Liese begrüßte die Einigung wies aber darauf hin, dass im weiteren Verfahren noch Änderungen notwendig sind. "Es ist sehr gut, dass der Ministerrat eine Position hat.  Fünf Jahre nach dem PiP-Skandal und drei Jahre, nachdem die Kommission einen entsprechenden Vorschlag auf den Tisch gelegt hat, wurde es nun Zeit, dass sich auch die Mitgliedsstaaten auf eine Position verständigen. Das wir eine Verbesserung der gegenwärtigen Situation brauchen, haben die Skandale gezeigt und die Bürger erwarten zurecht, dass wir sie besser als zuvor vor Kriminellen schützen," so Liese Gleichzeitig wies Liese aber darauf hin, dass der Text des Ministerrates noch einige Schwächen aufweise und deshalb im weiteren Verfahren nachgebessert werden müsse. Er äußerte auch Verständnis für die diesbezüglichen Anregungen der deutschen Bundesregierung.
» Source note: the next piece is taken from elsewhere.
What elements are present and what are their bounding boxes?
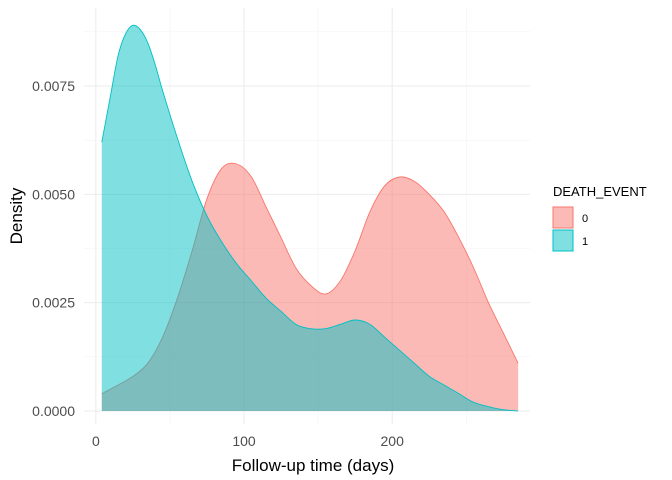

Deutschland hatte gegen das Mandat gestimmt, weil vor allen Dingen die Frage, ob EU-Behörden in das Zulassungsverfahren, das normalerweise von sogenannten benannten Stellen wie dem TÜV durchgeführt wird, eingreifen können, noch nicht klar geregelt ist. "Das Europäische Parlament möchte die Möglichkeit genau wie der Ministerrat offen lassen. Wir wollen aber bei einer relativ großen Gruppe von Produkten diese Möglichkeit nur, wenn es wirklich Anhaltspunkte dafür gibt, dass die benannten Stellen nicht sorgfältig arbeiten. Der Ministerrat will es bei einer relativ kleinen Gruppe, aber dann in jedem Einzelfall. Das Letztere halte ich für übertriebene Bürokratie und an anderer Stelle werden wir möglicherweise nicht genügend Schutz haben. Wie oft im Leben ist eine maßgeschneiderte Lösung besser, als eine Einteilung in zwei Gruppen," so Liese. Außerdem will das Europäische Parlament bei den diagnostischen Medizinprodukten noch nachbessern, insbesondere die Regelungen zu Gentests sind dem Parlament nicht streng genug. "Wir brauchen hier strengere Kontrollen und vor allen Dingen eine genetische Beratung bei sensiblen Tests. Dies ist in Deutschland und einigen Ländern üblich, aber leider nicht in den meisten EU-Ländern. Es gibt sogar Firmen, denen in den USA die Zulassung entzogen wurde, weil sie nicht seriös arbeiten, die aber in dem EU-Land Großbritannien weiterarbeiten dürfen. Dies zeigt, dass wir hier noch Schwachpunkte haben", so Liese, der am humangenetischen Institut der Universität Bonn promoviert hat.